– Ну, они, когда нас отсылают из дома и остаются вдвоём – значит мирятся. Так что никакого развода, слава богу. Папа теперь всегда дома, и я, если честно, рада. А все, что в тот раз высказала… это просто алкоголь и обида, наверное. За маму, за нас, – немного смущенно признается она, а у меня внутри начинает гореть. Так гореть, что дышать не могу от ярости и боли.
Первая мысль – послать Долгова без объяснений и больше никогда, ни единого раза не позволить ни то, что прикоснуться, а даже пересечься взглядом! Но, попрощавшись с Олькой, понимаю, что сгорю заживо, если не выплесну все, что у меня кипит в душе.
В конце концов, сколько можно убегать? Глупо это, по-детски, да и бессмысленно. Все равно поговорить придется.
В наш дом врываюсь, горя одним желанием – врезать этому козлу по роже и высказать все, что я о нем думаю.
Долгов встречает меня своей фирменной, бл*дской улыбочкой и хлебосольными объятиями.
– Не смей меня трогать! – выставив руку, цежу дрожащим от бешенства голосом. В ответ получаю изогнутую бровь и недоумение.
– У нас внезапный ПМС или так… очередная шиза накрыла? – спрашивает он насмешливо, доводя меня до точки кипения.
– Пошел ты в жопу со своими шуточками. Я всё знаю!
– Да?

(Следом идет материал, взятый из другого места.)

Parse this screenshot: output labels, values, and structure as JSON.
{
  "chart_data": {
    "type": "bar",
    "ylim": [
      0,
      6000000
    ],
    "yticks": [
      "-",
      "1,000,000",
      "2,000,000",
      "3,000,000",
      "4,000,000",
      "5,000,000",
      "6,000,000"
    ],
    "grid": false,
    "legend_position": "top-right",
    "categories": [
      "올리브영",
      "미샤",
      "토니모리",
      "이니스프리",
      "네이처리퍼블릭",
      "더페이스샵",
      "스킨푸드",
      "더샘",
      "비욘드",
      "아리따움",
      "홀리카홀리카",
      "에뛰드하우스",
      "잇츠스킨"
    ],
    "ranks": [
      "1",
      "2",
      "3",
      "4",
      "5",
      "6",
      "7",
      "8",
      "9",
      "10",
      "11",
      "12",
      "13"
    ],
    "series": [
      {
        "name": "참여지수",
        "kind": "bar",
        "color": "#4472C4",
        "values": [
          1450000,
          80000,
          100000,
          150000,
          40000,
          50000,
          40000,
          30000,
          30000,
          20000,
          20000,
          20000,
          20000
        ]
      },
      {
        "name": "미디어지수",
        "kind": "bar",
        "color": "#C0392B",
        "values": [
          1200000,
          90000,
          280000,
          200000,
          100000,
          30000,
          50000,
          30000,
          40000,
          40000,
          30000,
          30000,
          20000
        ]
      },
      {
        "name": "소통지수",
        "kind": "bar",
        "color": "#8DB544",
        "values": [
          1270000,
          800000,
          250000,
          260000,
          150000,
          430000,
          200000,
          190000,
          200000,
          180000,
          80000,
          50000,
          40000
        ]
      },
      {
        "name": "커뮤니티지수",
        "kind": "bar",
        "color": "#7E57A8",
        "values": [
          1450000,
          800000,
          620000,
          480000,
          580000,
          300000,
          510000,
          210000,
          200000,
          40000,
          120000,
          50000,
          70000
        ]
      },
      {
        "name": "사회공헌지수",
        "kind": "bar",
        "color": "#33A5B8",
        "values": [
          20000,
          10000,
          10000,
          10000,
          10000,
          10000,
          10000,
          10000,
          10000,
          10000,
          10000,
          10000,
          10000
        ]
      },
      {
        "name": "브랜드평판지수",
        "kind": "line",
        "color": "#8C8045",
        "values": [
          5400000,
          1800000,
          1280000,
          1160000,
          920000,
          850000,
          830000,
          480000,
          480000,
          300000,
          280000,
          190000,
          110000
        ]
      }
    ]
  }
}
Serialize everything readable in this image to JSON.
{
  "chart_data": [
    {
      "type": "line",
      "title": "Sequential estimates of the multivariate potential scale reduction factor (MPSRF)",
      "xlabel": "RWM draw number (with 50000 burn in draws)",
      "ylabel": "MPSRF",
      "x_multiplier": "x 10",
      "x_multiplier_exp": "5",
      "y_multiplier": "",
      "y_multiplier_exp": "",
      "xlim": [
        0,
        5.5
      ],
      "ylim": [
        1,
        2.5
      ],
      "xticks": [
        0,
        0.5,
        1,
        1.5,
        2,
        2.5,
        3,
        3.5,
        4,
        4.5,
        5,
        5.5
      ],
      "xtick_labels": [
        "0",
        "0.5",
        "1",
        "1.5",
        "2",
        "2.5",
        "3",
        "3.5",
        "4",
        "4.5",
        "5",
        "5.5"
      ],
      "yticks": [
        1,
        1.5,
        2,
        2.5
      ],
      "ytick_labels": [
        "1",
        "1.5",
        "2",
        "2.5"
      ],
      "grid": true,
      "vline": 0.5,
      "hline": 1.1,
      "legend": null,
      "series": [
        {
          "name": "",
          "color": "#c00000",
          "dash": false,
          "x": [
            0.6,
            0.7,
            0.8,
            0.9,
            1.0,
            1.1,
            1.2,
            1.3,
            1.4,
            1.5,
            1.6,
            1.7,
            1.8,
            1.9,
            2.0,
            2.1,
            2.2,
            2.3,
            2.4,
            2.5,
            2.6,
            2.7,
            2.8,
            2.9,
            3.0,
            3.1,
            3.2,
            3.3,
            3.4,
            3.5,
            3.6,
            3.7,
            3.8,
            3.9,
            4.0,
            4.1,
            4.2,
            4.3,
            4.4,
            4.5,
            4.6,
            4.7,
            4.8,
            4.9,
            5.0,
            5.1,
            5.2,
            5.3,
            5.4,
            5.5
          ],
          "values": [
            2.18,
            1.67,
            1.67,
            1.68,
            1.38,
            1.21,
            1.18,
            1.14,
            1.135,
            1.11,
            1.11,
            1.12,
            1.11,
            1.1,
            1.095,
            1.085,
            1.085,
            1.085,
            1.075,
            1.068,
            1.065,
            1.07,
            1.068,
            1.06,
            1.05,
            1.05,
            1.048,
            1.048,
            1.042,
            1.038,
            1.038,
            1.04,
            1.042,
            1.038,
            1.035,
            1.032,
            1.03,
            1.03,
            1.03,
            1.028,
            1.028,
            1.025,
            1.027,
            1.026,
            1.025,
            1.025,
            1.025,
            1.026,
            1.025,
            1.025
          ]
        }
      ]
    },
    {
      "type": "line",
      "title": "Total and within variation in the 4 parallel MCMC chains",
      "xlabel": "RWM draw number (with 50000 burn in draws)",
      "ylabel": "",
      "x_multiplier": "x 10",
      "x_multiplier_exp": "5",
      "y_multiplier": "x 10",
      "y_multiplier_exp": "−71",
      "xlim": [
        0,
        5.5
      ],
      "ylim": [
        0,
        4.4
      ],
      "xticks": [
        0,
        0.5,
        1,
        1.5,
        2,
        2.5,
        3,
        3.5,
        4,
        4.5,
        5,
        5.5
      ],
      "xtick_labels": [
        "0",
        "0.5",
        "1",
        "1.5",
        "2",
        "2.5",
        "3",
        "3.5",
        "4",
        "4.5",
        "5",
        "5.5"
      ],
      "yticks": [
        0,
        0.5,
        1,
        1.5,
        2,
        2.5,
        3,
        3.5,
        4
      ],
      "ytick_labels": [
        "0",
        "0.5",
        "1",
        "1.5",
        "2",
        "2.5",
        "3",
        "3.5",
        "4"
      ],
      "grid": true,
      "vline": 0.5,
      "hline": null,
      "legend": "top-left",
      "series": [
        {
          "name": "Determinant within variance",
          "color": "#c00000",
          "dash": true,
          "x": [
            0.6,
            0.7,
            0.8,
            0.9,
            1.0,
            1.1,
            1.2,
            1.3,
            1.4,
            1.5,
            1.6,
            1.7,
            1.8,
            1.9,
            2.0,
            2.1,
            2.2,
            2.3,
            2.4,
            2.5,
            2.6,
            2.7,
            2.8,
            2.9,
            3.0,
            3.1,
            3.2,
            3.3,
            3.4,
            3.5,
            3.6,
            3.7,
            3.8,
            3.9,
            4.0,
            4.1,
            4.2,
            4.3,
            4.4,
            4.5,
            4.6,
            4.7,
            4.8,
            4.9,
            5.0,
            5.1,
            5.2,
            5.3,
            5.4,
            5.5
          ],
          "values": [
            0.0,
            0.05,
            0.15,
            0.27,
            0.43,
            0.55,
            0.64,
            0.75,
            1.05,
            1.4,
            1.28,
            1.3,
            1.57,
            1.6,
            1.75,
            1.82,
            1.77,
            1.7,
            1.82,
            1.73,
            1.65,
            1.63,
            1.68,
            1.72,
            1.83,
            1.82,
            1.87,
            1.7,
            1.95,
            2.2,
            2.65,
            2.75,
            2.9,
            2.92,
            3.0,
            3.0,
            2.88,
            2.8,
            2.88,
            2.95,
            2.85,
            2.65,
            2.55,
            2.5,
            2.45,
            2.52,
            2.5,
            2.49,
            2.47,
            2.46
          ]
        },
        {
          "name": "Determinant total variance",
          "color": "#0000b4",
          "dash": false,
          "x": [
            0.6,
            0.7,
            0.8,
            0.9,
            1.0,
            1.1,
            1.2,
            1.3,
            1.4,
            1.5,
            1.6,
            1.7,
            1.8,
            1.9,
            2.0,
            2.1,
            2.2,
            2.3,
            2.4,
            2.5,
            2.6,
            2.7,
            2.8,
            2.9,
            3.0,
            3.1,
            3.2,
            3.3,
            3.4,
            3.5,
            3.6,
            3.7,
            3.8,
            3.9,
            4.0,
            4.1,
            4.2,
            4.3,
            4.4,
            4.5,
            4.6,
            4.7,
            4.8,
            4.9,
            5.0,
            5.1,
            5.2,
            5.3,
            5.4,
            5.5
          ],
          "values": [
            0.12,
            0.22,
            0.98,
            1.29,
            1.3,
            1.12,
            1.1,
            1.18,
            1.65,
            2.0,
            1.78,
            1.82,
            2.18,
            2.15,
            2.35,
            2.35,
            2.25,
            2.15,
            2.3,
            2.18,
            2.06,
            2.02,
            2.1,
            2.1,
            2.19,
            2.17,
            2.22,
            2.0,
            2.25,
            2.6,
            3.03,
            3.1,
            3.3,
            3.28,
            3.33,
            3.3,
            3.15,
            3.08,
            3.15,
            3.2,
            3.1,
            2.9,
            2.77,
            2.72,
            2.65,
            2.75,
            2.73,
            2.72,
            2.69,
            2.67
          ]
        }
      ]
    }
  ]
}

А «всё» – это что, если не секрет? – продолжает он насмехаться.
– Ты – омерзительный козёл! -выплевываю не в силах себя сдерживать.
– Очень информативно, Настюш.
– Никакая я тебе не «Настюша»! Между нами всё кончено! Можешь устраивать со своей женушкой примирительные вечера, трахаться с ней, сколько душе угодно, но я больше в этом дерьме не участвую!
– Это все претензии? – спокойно уточняет он.
– А, по-твоему, этого мало? Мне Оля всё рассказала! – не знаю, зачем я прибавляю это в конце. Звучит до ужаса по-детски, но его долбанная невозмутимость меня просто убивает, как и последовавший ответ.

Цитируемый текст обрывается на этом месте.